Вор стремительно обшарил все ниши. Под коврами и одеялами сумки не оказалось. Он бросился к сундукам. Каждому из них отдавал не больше двух минут, успевая за это время отпереть, дорыться до самого дна и снова запереть. Сундуки были набиты бархатом, атласом, парчой — но сумки вор не нашел.
Он метну лея во вторую комнату, в третью… От сундука — к сундуку… Опять — шелка, опять — парча, сафьяны, бархат. Где же сумка?
Еще одна комната. Воздух в ней был густо напоен ароматами мускуса, амбры и розового масла, ниши — заставлены кувшинчиками и ларчиками. От множества мелких вещей в комнате было тесно, как в птичьем гнезде; в углу под шелковым балдахином стояла низкая широкая тахта, над нею в полутьме тускло светилось серебряное зеркало.
Вор догадался: комната Арзи-биби. Начал шарить по ларчикам. О радость! — в глаза ему блеснуло золото, вспыхнули камни. С первого взгляда он узнал драгоценности бедной вдовы. Он возликовал: какая добыча могла быть праведнее?
На этом бы ему и покончить, и уйти, — но заманчивое видение сумки неотступно стояло перед его мысленным взором. Он заглянул под тахту, посмотрел за подушками. В углу напротив стоял большой глубины сундук. Может быть, в сундуке? Он даже не заперт… Вор откинул крышку. Ничего, только на дне — рваная перина. Проклятье! — где же искать еще? В дымоходах?… И он, конечно, облазил бы дымоходы, остукал стены и все-таки нашел бы заветную сумку, — ведь не превращал же ее меняла, уходя из дому, в бесплотность? Он бы нашел сумку и овладел ею…

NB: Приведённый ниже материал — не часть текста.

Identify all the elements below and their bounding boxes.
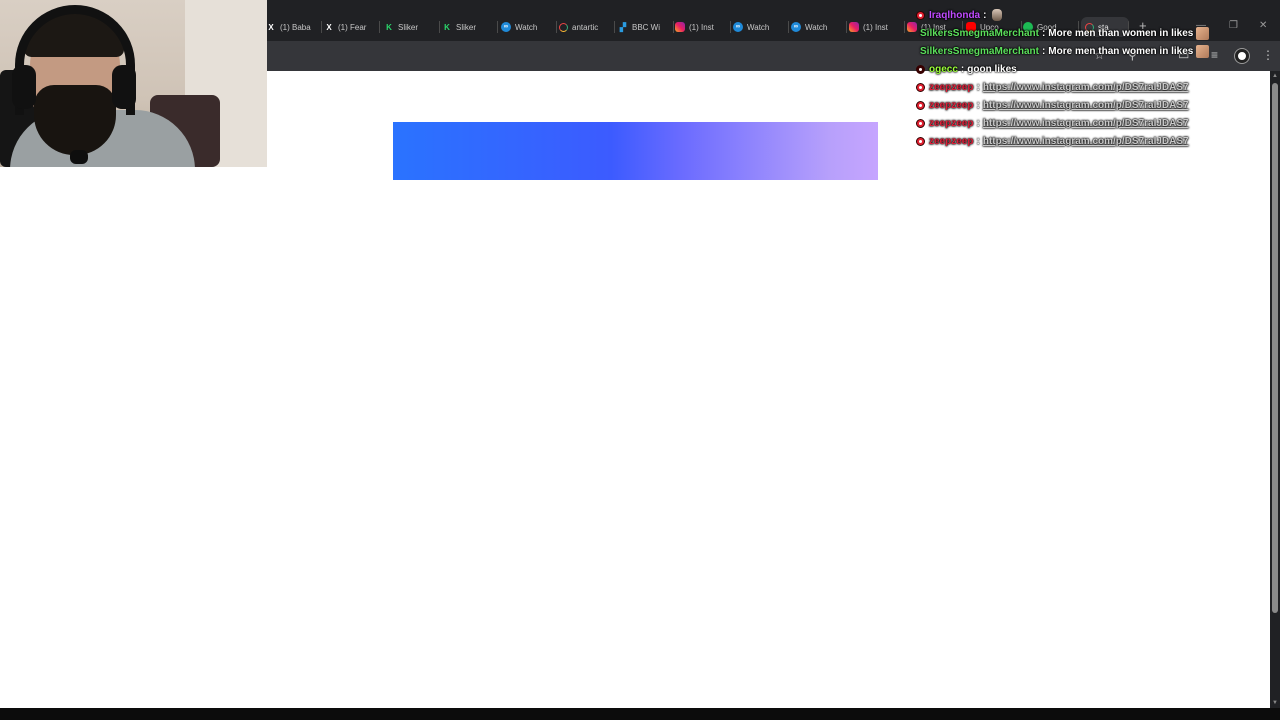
chat-separator: : <box>960 63 965 75</box>
chat-emote-icon <box>992 9 1003 21</box>
user-badge-icon <box>916 64 925 74</box>
chat-username[interactable]: zeepzeep <box>929 118 973 129</box>
chat-separator: : <box>976 81 980 93</box>
chat-message-link[interactable]: https://www.instagram.com/p/DS7raIJDAS7 <box>983 82 1189 93</box>
gradient-banner <box>393 122 878 180</box>
user-badge-icon <box>916 82 925 92</box>
chat-message-link[interactable]: https://www.instagram.com/p/DS7raIJDAS7 <box>983 136 1189 147</box>
browser-tab[interactable]: K Sliker <box>384 17 440 37</box>
taskbar <box>0 708 1280 720</box>
chat-username[interactable]: zeepzeep <box>929 82 973 93</box>
browser-tab[interactable]: antartic <box>559 17 615 37</box>
chat-separator: : <box>983 9 987 21</box>
chat-username[interactable]: zeepzeep <box>929 100 973 111</box>
user-badge-icon <box>916 100 925 110</box>
tab-label: Watch <box>515 22 538 32</box>
browser-tab[interactable]: ▞ BBC Wi <box>618 17 674 37</box>
chat-separator: : <box>976 99 980 111</box>
maximize-button[interactable]: ❐ <box>1229 20 1238 31</box>
tab-label: (1) Baba <box>280 22 311 32</box>
chat-separator: : <box>976 117 980 129</box>
chat-emote-icon <box>1196 26 1210 40</box>
stream-icon: ∞ <box>733 22 743 32</box>
chat-message: SilkersSmegmaMerchant: More men than wome… <box>916 42 1216 60</box>
vertical-scrollbar[interactable]: ▲ ▼ <box>1270 71 1280 708</box>
instagram-icon <box>849 22 859 32</box>
kick-icon: K <box>444 22 450 32</box>
browser-tab[interactable]: (1) Inst <box>675 17 731 37</box>
scroll-up-arrow-icon[interactable]: ▲ <box>1272 73 1278 79</box>
tab-label: Sliker <box>456 22 477 32</box>
microphone-icon <box>70 150 88 164</box>
browser-menu-icon[interactable]: ⋮ <box>1262 48 1274 62</box>
scrollbar-thumb[interactable] <box>1272 83 1278 613</box>
tab-label: Watch <box>747 22 770 32</box>
chat-message: zeepzeep: https://www.instagram.com/p/DS7… <box>916 78 1216 96</box>
tab-label: (1) Fear <box>338 22 367 32</box>
chat-message: ogecc: goon likes <box>916 60 1216 78</box>
bbc-icon: ▞ <box>619 22 627 32</box>
chat-message-text: goon likes <box>967 63 1017 75</box>
chat-message: zeepzeep: https://www.instagram.com/p/DS7… <box>916 132 1216 150</box>
x-icon: X <box>268 22 274 32</box>
headset-earcup-left <box>12 65 36 109</box>
tab-label: Sliker <box>398 22 419 32</box>
browser-tab[interactable]: X (1) Fear <box>324 17 380 37</box>
google-icon <box>559 22 568 32</box>
browser-tab[interactable]: ∞ Watch <box>733 17 789 37</box>
user-badge-icon <box>916 10 925 20</box>
chat-message: zeepzeep: https://www.instagram.com/p/DS7… <box>916 96 1216 114</box>
tab-label: Watch <box>805 22 828 32</box>
chat-message: Iraqlhonda: <box>916 6 1216 24</box>
webcam-overlay <box>0 0 267 167</box>
tab-label: antartic <box>572 22 599 32</box>
user-badge-icon <box>916 118 925 128</box>
chat-message-text: More men than women in likes <box>1048 27 1194 39</box>
chat-separator: : <box>1041 27 1046 39</box>
user-badge-icon <box>916 136 925 146</box>
instagram-icon <box>675 22 685 32</box>
browser-tab[interactable]: K Sliker <box>442 17 498 37</box>
close-window-button[interactable]: ✕ <box>1259 20 1267 31</box>
chat-message-link[interactable]: https://www.instagram.com/p/DS7raIJDAS7 <box>983 100 1189 111</box>
profile-avatar[interactable] <box>1235 49 1249 63</box>
tab-label: BBC Wi <box>632 22 660 32</box>
stream-icon: ∞ <box>501 22 511 32</box>
stream-icon: ∞ <box>791 22 801 32</box>
chat-separator: : <box>976 135 980 147</box>
chat-username[interactable]: Iraqlhonda <box>929 10 980 21</box>
chat-username[interactable]: ogecc <box>929 64 958 75</box>
browser-tab[interactable]: (1) Inst <box>849 17 905 37</box>
browser-tab[interactable]: ∞ Watch <box>791 17 847 37</box>
browser-tab[interactable]: X (1) Baba <box>266 17 322 37</box>
chat-message: zeepzeep: https://www.instagram.com/p/DS7… <box>916 114 1216 132</box>
x-icon: X <box>326 22 332 32</box>
tab-label: (1) Inst <box>689 22 714 32</box>
chat-username[interactable]: SilkersSmegmaMerchant <box>920 46 1039 57</box>
tab-label: (1) Inst <box>863 22 888 32</box>
headset-earcup-right <box>112 65 136 109</box>
scroll-down-arrow-icon[interactable]: ▼ <box>1272 700 1278 706</box>
chat-message-link[interactable]: https://www.instagram.com/p/DS7raIJDAS7 <box>983 118 1189 129</box>
chat-message: SilkersSmegmaMerchant: More men than wome… <box>916 24 1216 42</box>
chat-username[interactable]: SilkersSmegmaMerchant <box>920 28 1039 39</box>
browser-tab[interactable]: ∞ Watch <box>501 17 557 37</box>
chat-overlay: Iraqlhonda: SilkersSmegmaMerchant: More me… <box>916 6 1216 150</box>
chat-username[interactable]: zeepzeep <box>929 136 973 147</box>
kick-icon: K <box>386 22 392 32</box>
chat-emote-icon <box>1196 44 1210 58</box>
chat-separator: : <box>1041 45 1046 57</box>
chat-message-text: More men than women in likes <box>1048 45 1194 57</box>
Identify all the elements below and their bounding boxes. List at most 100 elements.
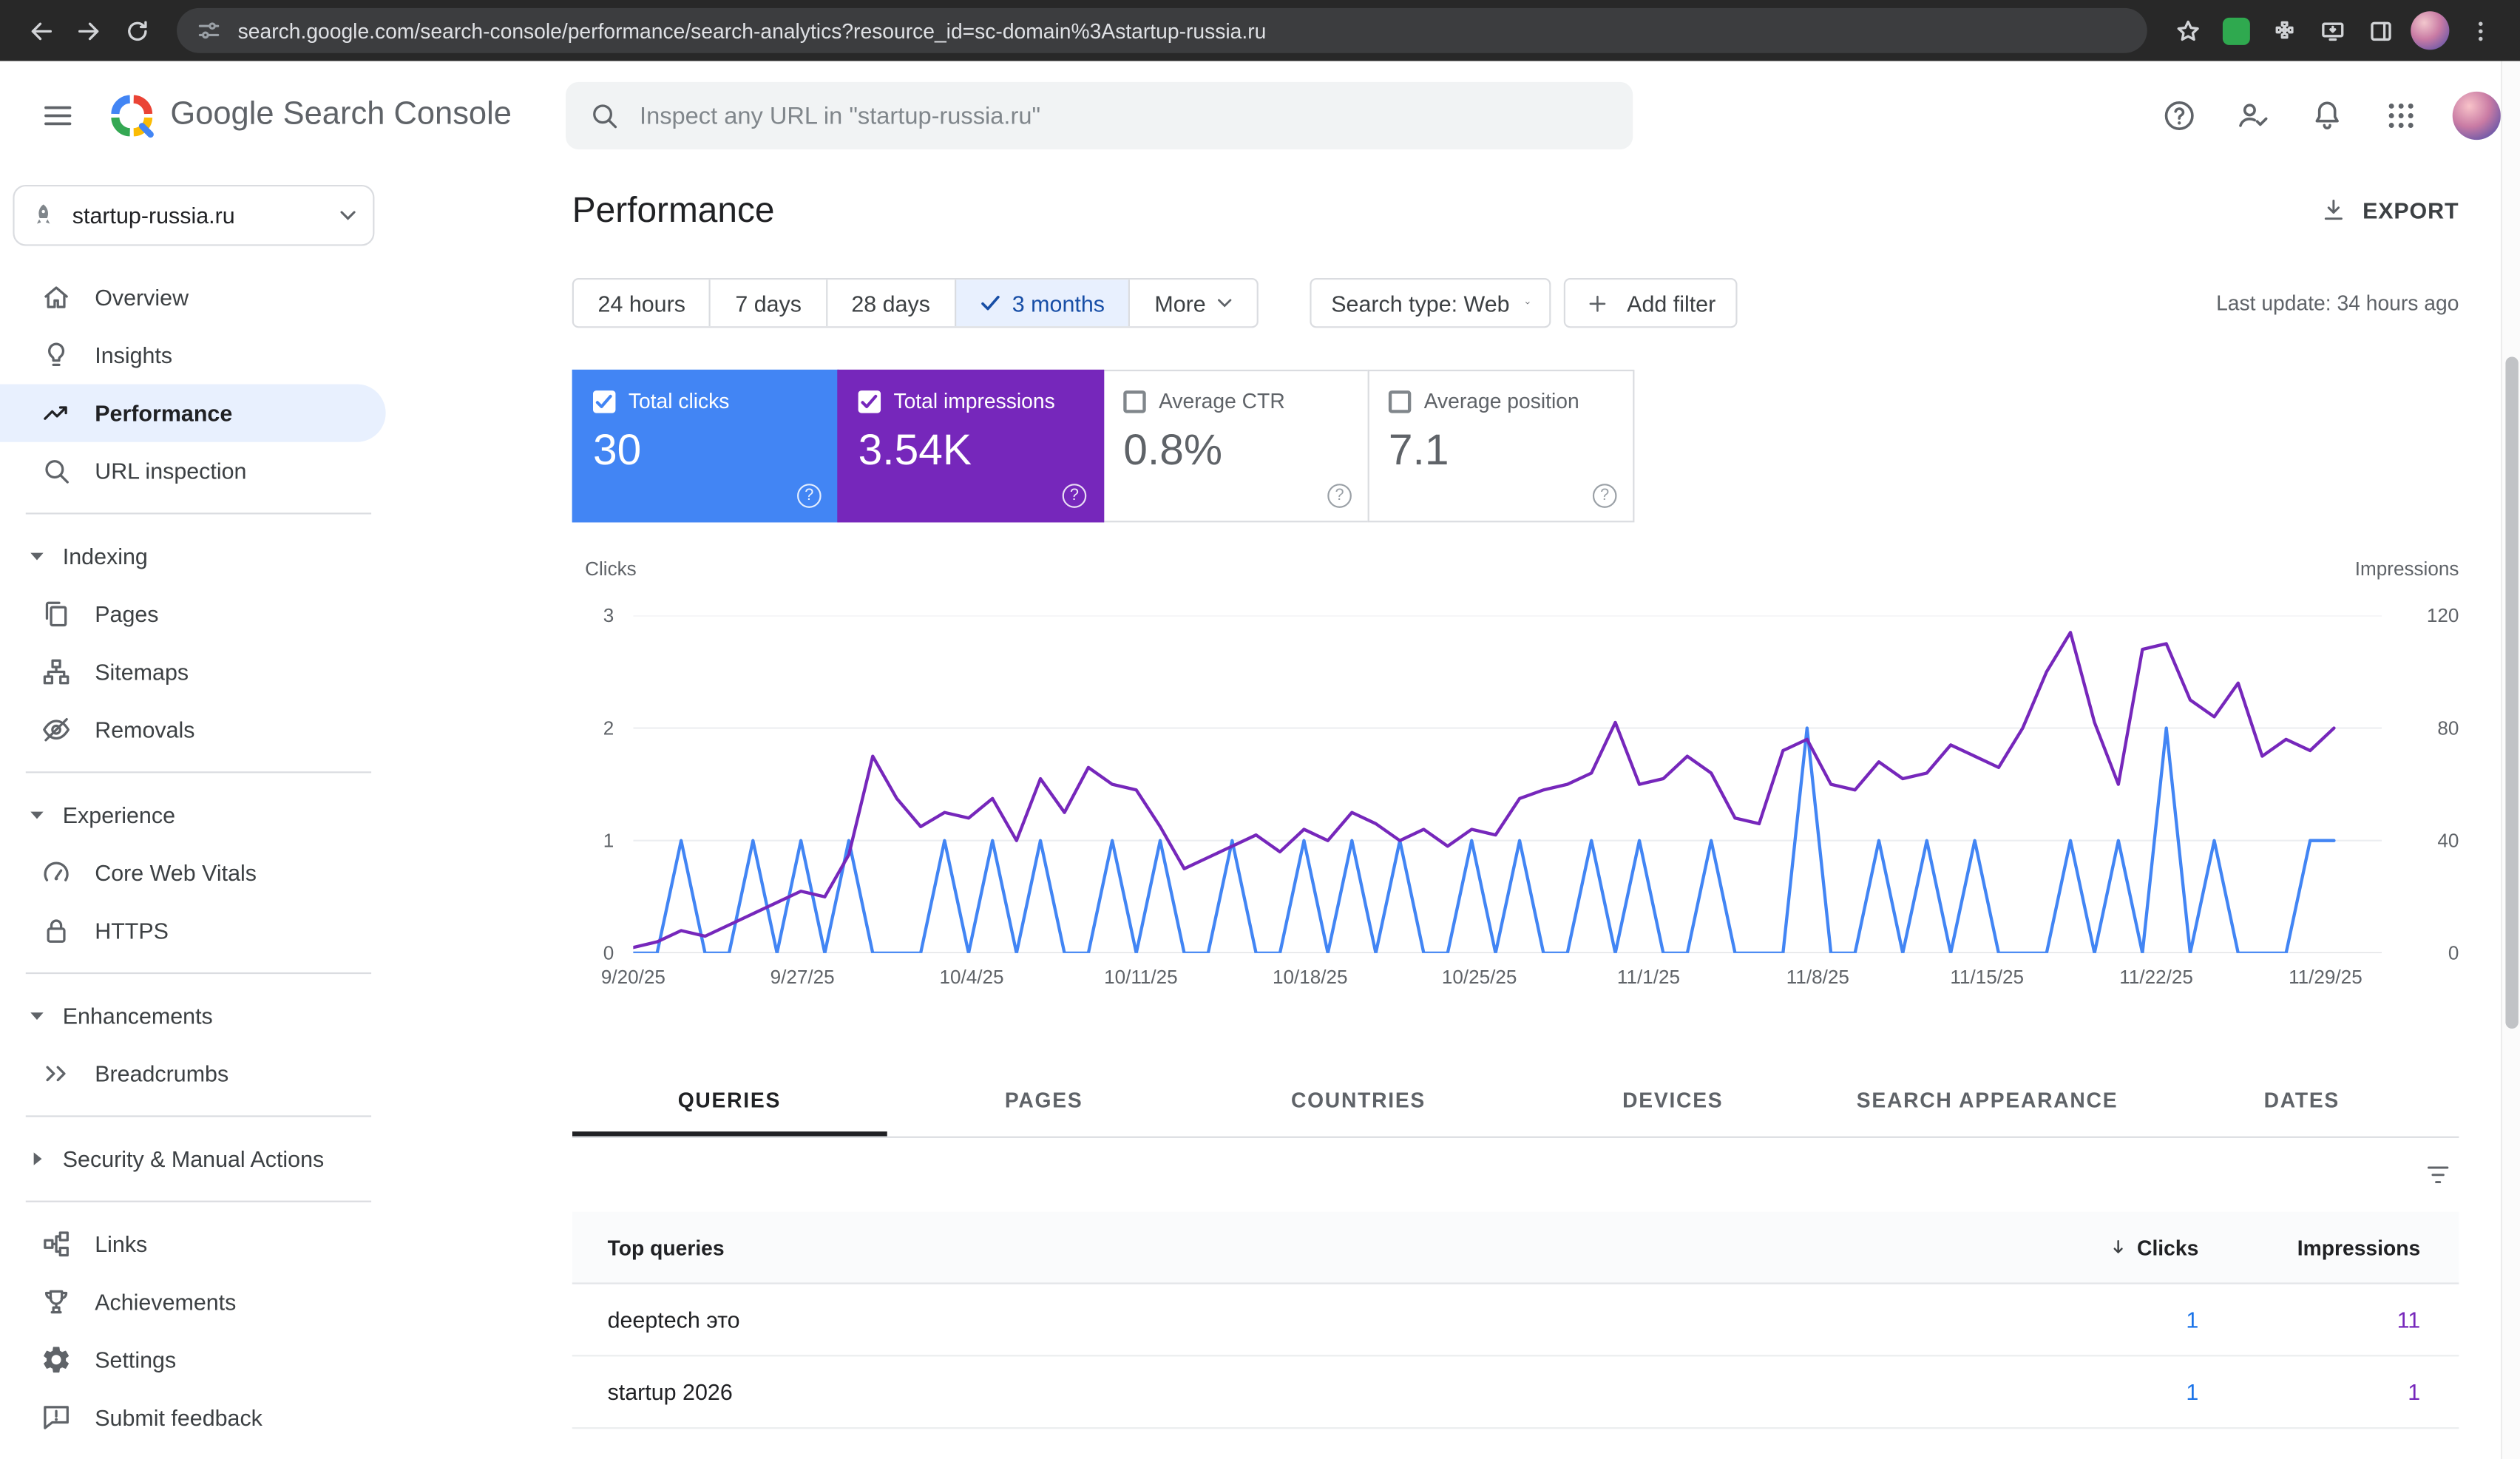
y-axis-tick: 0 <box>2448 941 2459 965</box>
metric-value: 7.1 <box>1388 425 1449 475</box>
sidebar-item-pages[interactable]: Pages <box>0 585 390 643</box>
tab-pages[interactable]: PAGES <box>887 1059 1201 1136</box>
metric-value: 30 <box>593 425 642 475</box>
manage-users-button[interactable] <box>2221 83 2286 147</box>
links-tree-icon <box>40 1228 72 1260</box>
tab-countries[interactable]: COUNTRIES <box>1201 1059 1515 1136</box>
address-bar[interactable]: search.google.com/search-console/perform… <box>177 7 2147 53</box>
sidebar-item-label: Settings <box>95 1347 177 1373</box>
search-console-logo <box>111 94 154 138</box>
range-24-hours[interactable]: 24 hours <box>574 280 710 326</box>
checkbox-unchecked-icon[interactable] <box>1388 390 1412 413</box>
help-icon[interactable]: ? <box>1062 484 1087 508</box>
query-cell[interactable]: startup 2026 <box>572 1379 1977 1405</box>
add-filter-button[interactable]: Add filter <box>1564 278 1737 328</box>
main-menu-button[interactable] <box>26 83 90 147</box>
scrollbar-thumb[interactable] <box>2505 356 2519 1029</box>
browser-profile-avatar[interactable] <box>2411 11 2450 50</box>
sidebar-item-insights[interactable]: Insights <box>0 326 390 384</box>
tab-queries[interactable]: QUERIES <box>572 1059 887 1136</box>
range-more[interactable]: More <box>1128 280 1258 327</box>
main-content: Performance EXPORT 24 hours 7 days 28 da… <box>390 169 2520 1459</box>
divider <box>25 771 372 773</box>
pages-icon <box>40 598 72 630</box>
plus-icon <box>1590 294 1606 311</box>
help-icon[interactable]: ? <box>797 484 822 508</box>
sidebar-item-core-web-vitals[interactable]: Core Web Vitals <box>0 844 390 901</box>
checkbox-checked-icon[interactable] <box>858 390 881 413</box>
divider <box>25 1115 372 1117</box>
export-button[interactable]: EXPORT <box>2319 196 2459 225</box>
clicks-header[interactable]: Clicks <box>1977 1235 2234 1259</box>
sidebar-group-experience[interactable]: Experience <box>0 786 390 844</box>
metric-card-average-ctr[interactable]: Average CTR 0.8% ? <box>1102 369 1369 523</box>
forward-button[interactable] <box>64 7 112 55</box>
url-inspection-searchbox[interactable] <box>566 81 1633 150</box>
help-icon[interactable]: ? <box>1592 484 1617 508</box>
tab-search-appearance[interactable]: SEARCH APPEARANCE <box>1830 1059 2144 1136</box>
x-axis-tick: 11/1/25 <box>1616 966 1681 989</box>
sidebar-item-sitemaps[interactable]: Sitemaps <box>0 643 390 700</box>
search-icon <box>593 104 617 129</box>
tab-devices[interactable]: DEVICES <box>1516 1059 1830 1136</box>
range-7-days[interactable]: 7 days <box>709 280 826 327</box>
url-inspection-input[interactable] <box>640 102 1610 129</box>
help-button[interactable] <box>2147 83 2212 147</box>
url-text[interactable]: search.google.com/search-console/perform… <box>238 18 1267 43</box>
back-button[interactable] <box>16 7 64 55</box>
sidebar-item-removals[interactable]: Removals <box>0 701 390 759</box>
cast-button[interactable] <box>2308 7 2356 55</box>
reload-button[interactable] <box>112 7 160 55</box>
vertical-scrollbar[interactable] <box>2500 61 2520 1459</box>
chart-plot-area[interactable] <box>633 615 2382 953</box>
sidebar-item-links[interactable]: Links <box>0 1215 390 1273</box>
kebab-menu-icon <box>2477 21 2482 41</box>
x-axis-labels: 9/20/25 9/27/25 10/4/25 10/11/25 10/18/25 10/… <box>601 966 2382 989</box>
table-header-row: Top queries Clicks Impressions <box>572 1211 2459 1284</box>
extension-button-green[interactable] <box>2212 7 2260 55</box>
impressions-header[interactable]: Impressions <box>2234 1235 2459 1259</box>
sidebar-item-settings[interactable]: Settings <box>0 1331 390 1389</box>
trophy-icon <box>40 1286 72 1318</box>
trending-up-icon <box>40 397 72 429</box>
table-row[interactable]: startup 2026 1 1 <box>572 1356 2459 1429</box>
sidebar-item-submit-feedback[interactable]: Submit feedback <box>0 1389 390 1446</box>
table-row[interactable]: deeptech это 1 11 <box>572 1284 2459 1357</box>
notifications-button[interactable] <box>2295 83 2360 147</box>
property-selector[interactable]: startup-russia.ru <box>13 184 375 246</box>
sidebar-item-overview[interactable]: Overview <box>0 268 390 326</box>
page-body: startup-russia.ru Overview Insights Perf… <box>0 169 2520 1459</box>
top-queries-header[interactable]: Top queries <box>572 1235 1977 1259</box>
bookmark-star-button[interactable] <box>2163 7 2211 55</box>
browser-menu-button[interactable] <box>2456 7 2504 55</box>
filter-rows-icon[interactable] <box>2424 1160 2453 1189</box>
sidebar-item-achievements[interactable]: Achievements <box>0 1273 390 1330</box>
dimension-tabs: QUERIES PAGES COUNTRIES DEVICES SEARCH A… <box>572 1059 2459 1138</box>
sidebar-group-security[interactable]: Security & Manual Actions <box>0 1130 390 1188</box>
group-label: Security & Manual Actions <box>62 1145 325 1172</box>
query-cell[interactable]: deeptech это <box>572 1307 1977 1333</box>
sidebar-item-breadcrumbs[interactable]: Breadcrumbs <box>0 1045 390 1103</box>
google-apps-button[interactable] <box>2369 83 2433 147</box>
help-icon[interactable]: ? <box>1327 484 1352 508</box>
metric-card-total-impressions[interactable]: Total impressions 3.54K ? <box>837 369 1105 523</box>
side-panel-button[interactable] <box>2356 7 2404 55</box>
puzzle-icon <box>2275 20 2293 38</box>
metric-card-average-position[interactable]: Average position 7.1 ? <box>1367 369 1635 523</box>
extensions-button[interactable] <box>2260 7 2308 55</box>
checkbox-checked-icon[interactable] <box>593 390 616 413</box>
sidebar-item-https[interactable]: HTTPS <box>0 901 390 959</box>
checkbox-unchecked-icon[interactable] <box>1123 390 1146 413</box>
tab-dates[interactable]: DATES <box>2144 1059 2459 1136</box>
account-avatar[interactable] <box>2452 90 2501 140</box>
search-type-dropdown[interactable]: Search type: Web <box>1310 278 1552 328</box>
x-axis-tick: 11/29/25 <box>2289 966 2362 989</box>
sidebar-group-enhancements[interactable]: Enhancements <box>0 987 390 1045</box>
sidebar-item-url-inspection[interactable]: URL inspection <box>0 442 390 500</box>
range-3-months-selected[interactable]: 3 months <box>954 280 1129 327</box>
sidebar-group-indexing[interactable]: Indexing <box>0 527 390 585</box>
range-28-days[interactable]: 28 days <box>825 280 955 327</box>
metric-card-total-clicks[interactable]: Total clicks 30 ? <box>572 369 839 523</box>
sidebar-item-performance[interactable]: Performance <box>0 384 386 442</box>
site-info-icon[interactable] <box>196 18 222 44</box>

Со двора донесся лязг замка, скрип калитки… Арзи-биби вернулась! Опять лязгнул замок — совсем близко… Входная дверь!
Бежать? Но куда? При всей своей ловкости вор не умел уходить сквозь глухие стены. А приготовленное на всякий случай к побегу окно было далеко, на другой половине дома.
Сундук — вот спасение!
Вор нырнул в сундук, бесшумно опустил над собою тяжелую крышку и затаился.
Много раз приходилось ему отсиживаться в сундуках, он привык относиться к ним с полным доверием. Он устроился поудобнее, вытянул ноги. Ощупал карман, — драгоценности были с ним.
Вздохнув, он приготовился к длительному сундучному сидению.
Шаги в соседней комнате. Голоса. Дверь открылась. Вошла хозяйка, прекрасная Арзи-биби, с нею — мужчина. Вор в сундуке скорбно и презрительно усмехнулся: вот они, женщины!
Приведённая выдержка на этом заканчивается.